Publié par Bernard Huart le 5 août 2008

Note de problématique initiale

Renforcer le développement des associations par la consolidation de leurs fonds propres et la réalisation d’excédents.

Développer un projet associatif implique de mobiliser des ressources de différentes natures, notamment volontaires et financières. L’économie en résultant va alors dépendre de multiples facteurs (type d’activités, territoires d’implantation, compétences des acteurs mobilisés, …), mais sa pérennité passera obligatoirement par une structuration financière équilibrée. Réussir à la trouver, c’est permettre à une association de disposer des ressources nécessaires pour investir et donc se projeter dans le long terme, mais aussi maintenir sa capacité d’innovation pour construire des réponses à de nouveaux besoins sociaux.

Or les associations sont confrontées à des transformations importantes de leur environnement financier. Certaines doivent faire face à une fragmentation des financements publics. Nombre d’entre elles doivent de plus en plus fréquemment mixer des ressources privées et publiques. Les formes mêmes de ces financements ont profondément évolué (développement des appels d’offres, des aides à la personne, du CESU …). Enfin, la crise de l’Etat providence réduit les perspectives d’un développement de l’activité économique des associations par le seul biais de l’aide publique.

Un tel contexte implique de disposer des outils de financements adaptés et en tout premier lieu de ceux permettant la constitution de fonds propres et de fonds permanents (haut de bilan). Les délais de paiement, parfois très importants, nécessitent la constitution d’un fonds de roulement.

Le développement de nouveaux outils financiers et une meilleure connaissance de ce secteur par les banques ont contribué incontestablement à faire avancer les choses. Il persiste néanmoins une double difficulté.

La première concerne le manque d’outils performants permettant de mobiliser des fonds pour constituer des fonds propres associatifs. La faible utilisation du titre associatif en témoigne.

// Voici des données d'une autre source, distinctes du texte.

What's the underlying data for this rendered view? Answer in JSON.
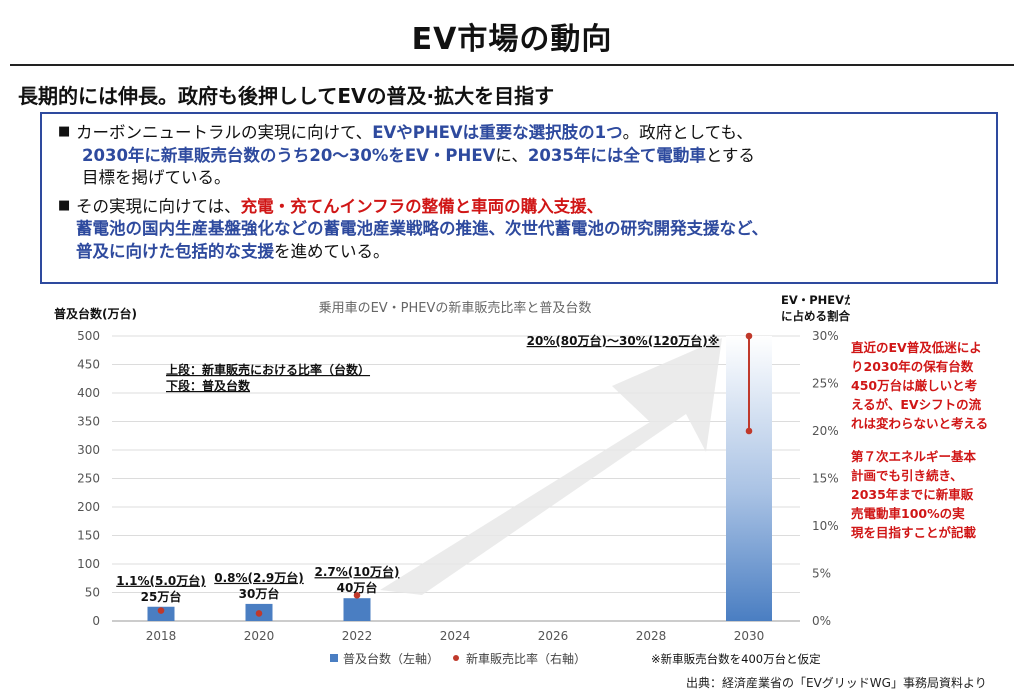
{
  "page": {
    "title": "EV市場の動向",
    "subtitle": "長期的には伸長。政府も後押ししてEVの普及·拡大を目指す"
  },
  "summary": {
    "b1": [
      "カーボンニュートラルの実現に向けて、",
      "EVやPHEVは重要な選択肢の1つ",
      "。政府としても、",
      "2030年に新車販売台数のうち20～30%をEV・PHEV",
      "に、",
      "2035年には全て電動車",
      "とする",
      "目標を掲げている。"
    ],
    "b2": [
      "その実現に向けては、",
      "充電・充てんインフラの整備と車両の購入支援、",
      "蓄電池の国内生産基盤強化などの蓄電池産業戦略の推進、次世代蓄電池の研究開発支援など、",
      "普及に向けた包括的な支援",
      "を進めている。"
    ]
  },
  "chart_data": {
    "type": "bar",
    "title": "乗用車のEV・PHEVの新車販売比率と普及台数",
    "x": [
      "2018",
      "2020",
      "2022",
      "2024",
      "2026",
      "2028",
      "2030"
    ],
    "ylabel": "普及台数(万台)",
    "y2label": [
      "EV・PHEVが新車販売",
      "に占める割合（%）"
    ],
    "ylim": [
      0,
      500
    ],
    "y2lim": [
      0,
      30
    ],
    "yticks": [
      "0",
      "50",
      "100",
      "150",
      "200",
      "250",
      "300",
      "350",
      "400",
      "450",
      "500"
    ],
    "y2ticks": [
      "0%",
      "5%",
      "10%",
      "15%",
      "20%",
      "25%",
      "30%"
    ],
    "bars": {
      "name": "普及台数（左軸）",
      "color": "#4a7ec2",
      "points": [
        {
          "x": "2018",
          "value": 25
        },
        {
          "x": "2020",
          "value": 30
        },
        {
          "x": "2022",
          "value": 40
        },
        {
          "x": "2030",
          "value": 500
        }
      ]
    },
    "ratio": {
      "name": "新車販売比率（右軸）",
      "color": "#c0392b",
      "points": [
        {
          "x": "2018",
          "value": 1.1
        },
        {
          "x": "2020",
          "value": 0.8
        },
        {
          "x": "2022",
          "value": 2.7
        }
      ],
      "range_2030": [
        20,
        30
      ]
    },
    "annotations": [
      {
        "x": "2018",
        "top": "1.1%(5.0万台)",
        "bottom": "25万台"
      },
      {
        "x": "2020",
        "top": "0.8%(2.9万台)",
        "bottom": "30万台"
      },
      {
        "x": "2022",
        "top": "2.7%(10万台)",
        "bottom": "40万台"
      }
    ],
    "target_label": "20%(80万台)～30%(120万台)※",
    "legend_note": [
      "上段：新車販売における比率（台数）",
      "下段：普及台数"
    ],
    "footnote": "※新車販売台数を400万台と仮定",
    "grid": true
  },
  "right_note": {
    "p1": "直近のEV普及低迷によ\nり2030年の保有台数\n450万台は厳しいと考\nえるが、EVシフトの流\nれは変わらないと考える",
    "p2": "第７次エネルギー基本\n計画でも引き続き、\n2035年までに新車販\n売電動車100%の実\n現を目指すことが記載"
  },
  "source": "出典：経済産業省の「EVグリッドWG」事務局資料より",
  "colors": {
    "accent_blue": "#2e4a9e",
    "accent_red": "#d01616"
  }
}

La seconde concerne une forme culturelle d’aversion des acteurs associatifs et de leurs partenaires à la réalisation et la conservation de bénéfices, bien qu’il s’agisse de la première, et in fine à long terme, la seule source de fonds propres. Les signes multiples de ce fait concernent aussi bien les financeurs (baisse de subventions après une année bénéficiaire, suspicion des services fiscaux …) que les responsables associatifs (dépenses des excédents avant la fin de l’année, …), rapport à l’argent ambigu, « culpabilité » de l’excédent, donateurs qui souhaitent apporter leur soutien à l’action et non à un haut de bilan …

Pourtant la loi 1901 n’interdit pas les bénéfices, mais uniquement leur partage. L’administration fiscale a longtemps retenu comme critère de requalification, la recherche systématique d’excédent. La puissance publique (notamment l’Etat) ignore pour son propre fonctionnement la notion de fonds propres, d’amortissements et de fonds de roulement. Les associations dont l’organisation est imprégnée du fonctionnement public héritent donc de cette situation, mais elles n’ont pas le budget de la France pour répondre de leurs engagements ou à leurs besoins d’investissement. Les financeurs publics ont trop longtemps transposé leurs méthodes aux associations et nié même parfois la nécessité d’un fonds de roulement par crainte que les associations ne le dépensent.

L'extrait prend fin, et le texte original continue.